To determine the necessity of ComEA presence for DNA uptake, all comEA genes were substituted with comEA-mCherry alleles. A transformation assay and localisation of the comEA-mCherry allele encoded protein confirmed the functionality of the chromosomally encoded ComEA. External transforming DNA  (tDNA) was supplemented, and ComEA-mCherry centred, protein clusters were formed. The size of these structures varied in accordance with the length of supplemented DNA. Again, control conditions were set up; periplasmic mCherry alone did not aggregate. Thus, it can be inferred that ComEA binds to transforming DNA within the periplasm, and may be the active agent in the uptake of environmental DNA.

To confirm the presence of external DNA in the peri- or cytoplasm of a cell, a whole cell duplex PCR-based DNA uptake assay was employed. No tDNA was observed in V. cholerae deficient in comEA, those with comEA displayed significant uptake of tDNA however.  That said ComEA has a secondary function, to protect tDNA from degradation by nucleases. Detailed analysis of transformants and translocated tDNA confirmed that protection against nucelases is not the main function of ComEA. Despite this, other nucleases may be at work (other than the few examined), thus it is better to conclude that translocation of tDNA should not be solely attributed to Tfp-like structures.

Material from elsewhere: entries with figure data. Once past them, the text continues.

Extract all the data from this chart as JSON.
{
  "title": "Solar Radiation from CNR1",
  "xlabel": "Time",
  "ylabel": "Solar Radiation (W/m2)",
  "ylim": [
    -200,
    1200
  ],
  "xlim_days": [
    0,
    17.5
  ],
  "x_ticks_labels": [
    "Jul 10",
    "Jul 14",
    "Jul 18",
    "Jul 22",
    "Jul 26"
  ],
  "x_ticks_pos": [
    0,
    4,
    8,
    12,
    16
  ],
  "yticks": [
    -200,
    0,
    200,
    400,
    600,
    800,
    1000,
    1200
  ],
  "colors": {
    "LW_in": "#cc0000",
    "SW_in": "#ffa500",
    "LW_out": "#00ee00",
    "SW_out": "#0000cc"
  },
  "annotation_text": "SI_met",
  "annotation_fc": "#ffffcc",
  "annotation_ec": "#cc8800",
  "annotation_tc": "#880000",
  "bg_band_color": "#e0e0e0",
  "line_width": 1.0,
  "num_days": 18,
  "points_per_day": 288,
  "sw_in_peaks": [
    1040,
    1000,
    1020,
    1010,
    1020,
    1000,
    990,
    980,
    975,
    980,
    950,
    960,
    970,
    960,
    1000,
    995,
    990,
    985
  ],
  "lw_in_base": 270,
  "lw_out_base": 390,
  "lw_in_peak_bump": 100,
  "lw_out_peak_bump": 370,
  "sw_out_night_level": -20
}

Predictions of the structural architecture of ComEA were made using in silico techniques; unlike the many other proteins which interact with DNA, ComEA did not possess a helix-loop-helix, or helix-turn-helix motifs. Instead a helix-hairpin-helix motif is thought to be present. This hypothesis was achieved through comparative analysis of protein sequences of helix-hairpin-helix motifs, from a range of bacterial species from which ComEA/ComE homologs were characterised; a large number of conserved regions were present.

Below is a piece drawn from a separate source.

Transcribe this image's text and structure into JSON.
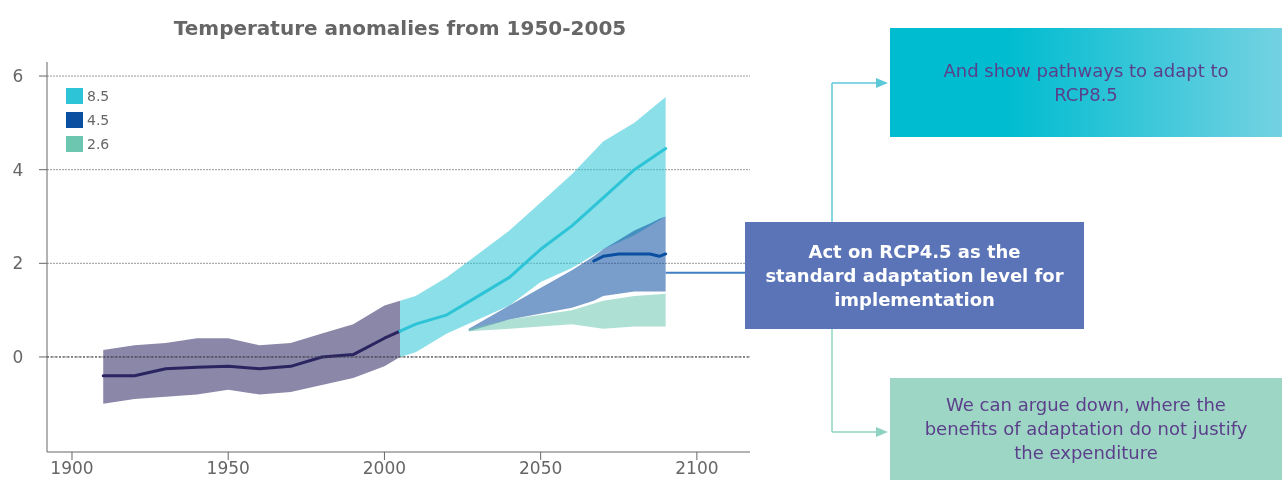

A number of other analyses to confirm the role of ComEA were carried out, including examination of the co-operativity for DNA binding, site of tDNA entry and ComEA function in other competent bacteria. However, these will not be reported here.

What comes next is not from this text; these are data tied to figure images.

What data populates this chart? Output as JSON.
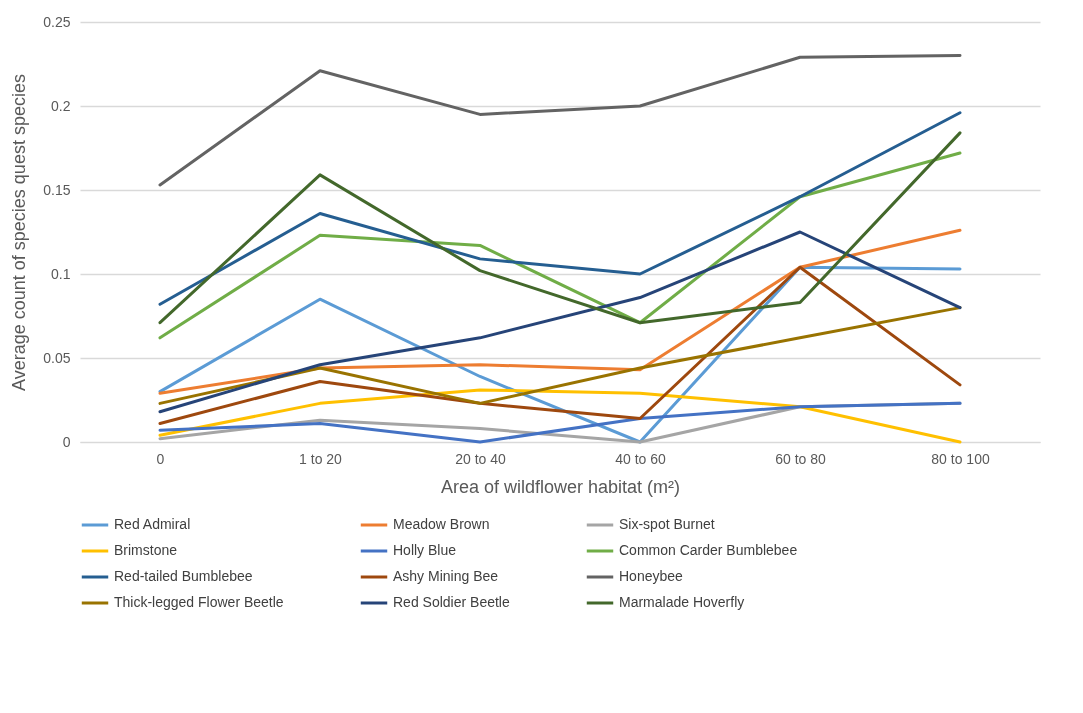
{
  "chart_data": {
    "type": "line",
    "xlabel": "Area of wildflower habitat (m²)",
    "ylabel": "Average count of species quest species",
    "categories": [
      "0",
      "1 to 20",
      "20 to 40",
      "40 to 60",
      "60 to 80",
      "80 to 100"
    ],
    "ylim": [
      0,
      0.25
    ],
    "yticks": [
      0,
      0.05,
      {
        "value": 0.1,
        "label": "0.1"
      },
      0.15,
      {
        "value": 0.2,
        "label": "0.2"
      },
      0.25
    ],
    "grid": "y",
    "legend": "bottom",
    "marker": "none",
    "line_style": "solid",
    "series": [
      {
        "name": "Red Admiral",
        "color": "#5b9bd5",
        "values": [
          0.03,
          0.085,
          0.039,
          0,
          0.104,
          0.103
        ]
      },
      {
        "name": "Meadow Brown",
        "color": "#ed7d31",
        "values": [
          0.029,
          0.044,
          0.046,
          0.043,
          0.104,
          0.126
        ]
      },
      {
        "name": "Six-spot Burnet",
        "color": "#a5a5a5",
        "values": [
          0.002,
          0.013,
          0.008,
          0,
          0.021,
          0.023
        ]
      },
      {
        "name": "Brimstone",
        "color": "#ffc000",
        "values": [
          0.004,
          0.023,
          0.031,
          0.029,
          0.021,
          0
        ]
      },
      {
        "name": "Holly Blue",
        "color": "#4472c4",
        "values": [
          0.007,
          0.011,
          0,
          0.014,
          0.021,
          0.023
        ]
      },
      {
        "name": "Common Carder Bumblebee",
        "color": "#70ad47",
        "values": [
          0.062,
          0.123,
          0.117,
          0.071,
          0.146,
          0.172
        ]
      },
      {
        "name": "Red-tailed Bumblebee",
        "color": "#255e91",
        "values": [
          0.082,
          0.136,
          0.109,
          0.1,
          0.146,
          0.196
        ]
      },
      {
        "name": "Ashy Mining Bee",
        "color": "#9e480e",
        "values": [
          0.011,
          0.036,
          0.023,
          0.014,
          0.104,
          0.034
        ]
      },
      {
        "name": "Honeybee",
        "color": "#636363",
        "values": [
          0.153,
          0.221,
          0.195,
          0.2,
          0.229,
          0.23
        ]
      },
      {
        "name": "Thick-legged Flower Beetle",
        "color": "#997300",
        "values": [
          0.023,
          0.044,
          0.023,
          0.044,
          0.062,
          0.08
        ]
      },
      {
        "name": "Red Soldier Beetle",
        "color": "#264478",
        "values": [
          0.018,
          0.046,
          0.062,
          0.086,
          0.125,
          0.08
        ]
      },
      {
        "name": "Marmalade Hoverfly",
        "color": "#43682b",
        "values": [
          0.071,
          0.159,
          0.102,
          0.071,
          0.083,
          0.184
        ]
      }
    ]
  }
}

To conclude, Seitz et al. (2014) presented detailed and convincing examination of ComEA and its role in tDNA uptake. Whilst further work is required to fully elucidate its role, ComEA seems to play an important role in the life-style of V. cholerae. As aforementioned, the gene encoding for the cholera toxin is derived from a bacteriophage, and inability to acquire this genetic information would likely be deleterious for V. cholerae. However, this type of research may have application in the field of medicine; not just to treat cholera but also other bacterial infections which may show similar life-histories and DNA uptake mechanisms.

 Jack 

References

Seitz, P., Modarres, H.P., Borgeaud, S., Bulushev, R.D., Steinbock, L.J., Radenovic, A., Peraro, M.D. and Blokesch, M. (2014) ComEA is essential for the transfer of external DNA into the periplasm in naturally transformable Vibrio cholerae cells. PLOS Genetics. 10; (1).